When thus transferred, and title perfected in the as-signee, it is true he stands in the shoes of his assignor, and takes the chose in action, subject to all equities existing against it in the hands of his assignor. But is a simple debt against the assignor of the judgment an equity against the judgment, or one that has attached to it before assignment? We think not. It must be some defense *587against the claim itself; not a right of action on an independent demand, as that the judgment had been paid, or that the judgment was void or inoperative for any cause.
The equities here intended are not all the equities which may exist between the parties, arising from other transactions, but all the equities attaching to the particular judgment assigned; and such may be asserted as against the assignee: Story on Bills, § 187, n. 5, and § 220.

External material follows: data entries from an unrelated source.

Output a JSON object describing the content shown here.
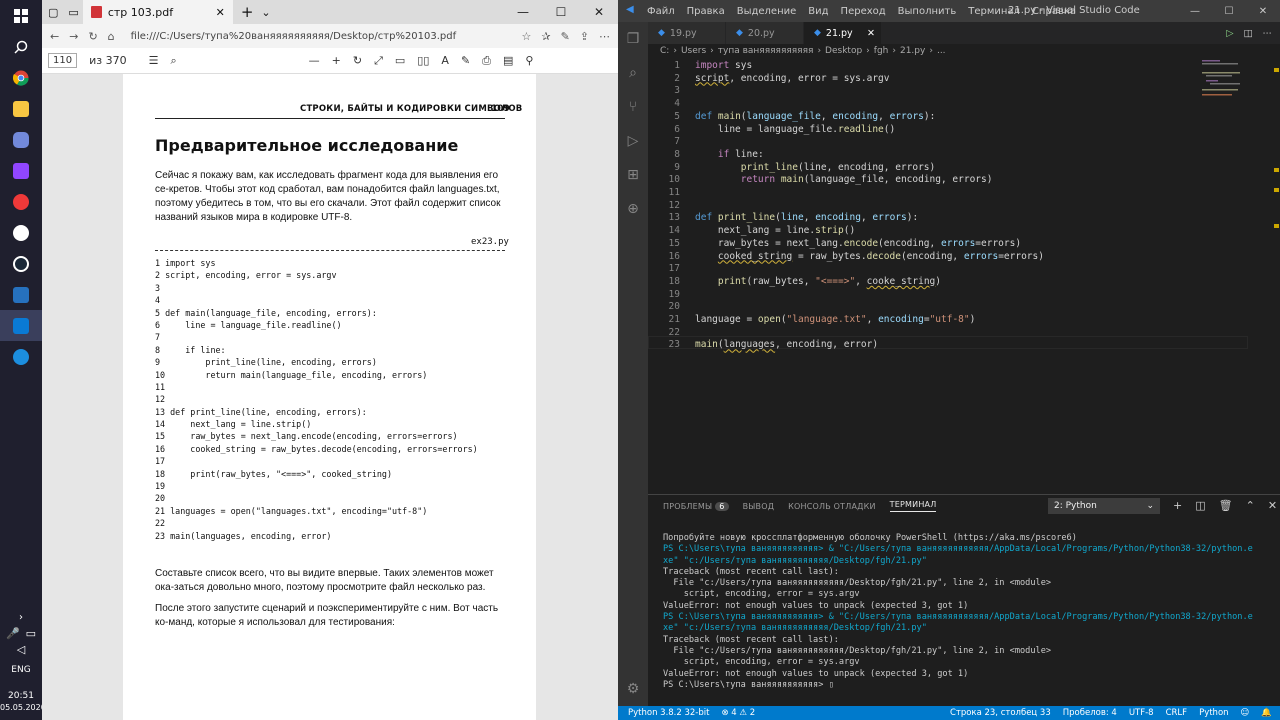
{
  "taskbar": {
    "items": [
      "start",
      "search",
      "chrome",
      "files",
      "discord",
      "twitch",
      "vivaldi",
      "github",
      "steam",
      "powershell",
      "vscode",
      "edge"
    ],
    "lang": "ENG",
    "time": "20:51",
    "date": "05.05.2020"
  },
  "edge": {
    "tab_title": "стр 103.pdf",
    "new_tab": "+",
    "url": "file:///C:/Users/тупа%20ваняяяяяяяяяя/Desktop/стр%20103.pdf",
    "page_current": "110",
    "page_total": "из 370",
    "pdf": {
      "header": "СТРОКИ, БАЙТЫ И КОДИРОВКИ СИМВОЛОВ",
      "page_number": "109",
      "section": "Предварительное исследование",
      "p1": "Сейчас я покажу вам, как исследовать фрагмент кода для выявления его се-кретов. Чтобы этот код сработал, вам понадобится файл languages.txt, поэтому убедитесь в том, что вы его скачали. Этот файл содержит список названий языков мира в кодировке UTF-8.",
      "filename": "ex23.py",
      "code": [
        "1 import sys",
        "2 script, encoding, error = sys.argv",
        "3",
        "4",
        "5 def main(language_file, encoding, errors):",
        "6     line = language_file.readline()",
        "7",
        "8     if line:",
        "9         print_line(line, encoding, errors)",
        "10        return main(language_file, encoding, errors)",
        "11",
        "12",
        "13 def print_line(line, encoding, errors):",
        "14     next_lang = line.strip()",
        "15     raw_bytes = next_lang.encode(encoding, errors=errors)",
        "16     cooked_string = raw_bytes.decode(encoding, errors=errors)",
        "17",
        "18     print(raw_bytes, \"<===>\", cooked_string)",
        "19",
        "20",
        "21 languages = open(\"languages.txt\", encoding=\"utf-8\")",
        "22",
        "23 main(languages, encoding, error)"
      ],
      "p2": "Составьте список всего, что вы видите впервые. Таких элементов может ока-заться довольно много, поэтому просмотрите файл несколько раз.",
      "p3": "После этого запустите сценарий и поэкспериментируйте с ним. Вот часть ко-манд, которые я использовал для тестирования:"
    }
  },
  "vscode": {
    "menu": [
      "Файл",
      "Правка",
      "Выделение",
      "Вид",
      "Переход",
      "Выполнить",
      "Терминал",
      "Справка"
    ],
    "window_title": "21.py - Visual Studio Code",
    "tabs": [
      "19.py",
      "20.py",
      "21.py"
    ],
    "breadcrumb": [
      "C:",
      "Users",
      "тупа ваняяяяяяяяяя",
      "Desktop",
      "fgh",
      "21.py",
      "..."
    ],
    "panel_tabs": {
      "problems": "ПРОБЛЕМЫ",
      "problems_count": "6",
      "output": "ВЫВОД",
      "debug": "КОНСОЛЬ ОТЛАДКИ",
      "terminal": "ТЕРМИНАЛ"
    },
    "terminal_select": "2: Python",
    "terminal": [
      "Попробуйте новую кроссплатформенную оболочку PowerShell (https://aka.ms/pscore6)",
      "",
      "PS C:\\Users\\тупа ваняяяяяяяяяя> & \"C:/Users/тупа ваняяяяяяяяяяя/AppData/Local/Programs/Python/Python38-32/python.e",
      "xe\" \"c:/Users/тупа ваняяяяяяяяяя/Desktop/fgh/21.py\"",
      "Traceback (most recent call last):",
      "  File \"c:/Users/тупа ваняяяяяяяяяя/Desktop/fgh/21.py\", line 2, in <module>",
      "    script, encoding, error = sys.argv",
      "ValueError: not enough values to unpack (expected 3, got 1)",
      "PS C:\\Users\\тупа ваняяяяяяяяяя> & \"C:/Users/тупа ваняяяяяяяяяяя/AppData/Local/Programs/Python/Python38-32/python.e",
      "xe\" \"c:/Users/тупа ваняяяяяяяяяя/Desktop/fgh/21.py\"",
      "Traceback (most recent call last):",
      "  File \"c:/Users/тупа ваняяяяяяяяяя/Desktop/fgh/21.py\", line 2, in <module>",
      "    script, encoding, error = sys.argv",
      "ValueError: not enough values to unpack (expected 3, got 1)",
      "PS C:\\Users\\тупа ваняяяяяяяяяя> "
    ],
    "status": {
      "python": "Python 3.8.2 32-bit",
      "errors": "4",
      "warnings": "2",
      "position": "Строка 23, столбец 33",
      "spaces": "Пробелов: 4",
      "encoding": "UTF-8",
      "eol": "CRLF",
      "language": "Python"
    },
    "accent": "#007acc"
  }
}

At law, by virtue of Section 2918 of Code, sub-section 4, it was held in the case of Gotewood v. Denton, 3 Head, 382, if this had been a promissory note assigned after it was due, any right of action in favor of the payor of the note, existent at the time of the transfer, might be set-off against the claim in the hands of the assignee or indorser, when such indorsee should sue on the note; but we have never held in Tennessee that independent rights of action in the nature of cross demands, can be set-off by the active intervention of a court of equity, against a judgment in the hands of a party who has become the owner thereof by assignment complete under our law; and we think the case above referred to, and the section of the Code on which it is based, have no application to the remedy sought by this bill.
"We think the claim of complainant should be repelled in this case, on the principle that the party had purchased bona fide, for valuable consideration, was a holder of the judgment, with no notice of any equities — the judgment remaining in full force and effect at the time — and, therefore no active relief should be granted in a court of equity against him.
*588We do not think, on sound principle, that the simple fact of the insolvency of the plaintiff in a judgment, would or ought to, interfere with his right to transfer and assign the same; and on such assignment, the assignee would take the judgment, subject only to equities against the judgment, not to independent rights of action that might be claimed against his assignor, of which he had no notice.
All the cases to which we have been referred, decided by our own courts, where a court of equity intervened, are cases between the original judgment creditor, who has become insolvent after obtaining his judgment, and his debtor, who has a debt against him. None of them present the case of assertion of equitable set-off, as against an assignee of a judgment, of debts due from his assignor to complainant, as in this case. See Brazelton v. Brooks, 2 Head, 194; Edminson v. Baxter & Morell, 4 Hay., Cooper’s ed., top p. 112, 113.
The claims sought to be set off-in this case against the judgment obtained by Nolen, or a large portion of them, seem evidently to have been purchased by Catron on speculation; several of them assigned to him, without recourse on the indorsers from whom he purchased; and part of them owned before the judgment was obtained by Nolen.
We can see no particular merits in these claims, as shown in this record, and certainly nothing that calls for the active aid of a court of equity to enforce them against the assignee, who, as far as we can see, has obtained the judgment in good faith.
The decree of the Chancellor will be reversed, and *589complainant’s bill be dismissed. The costs of this court will be paid by complainant and his sureties. The costs of the court below will be divided between the parties complainant, and defendants.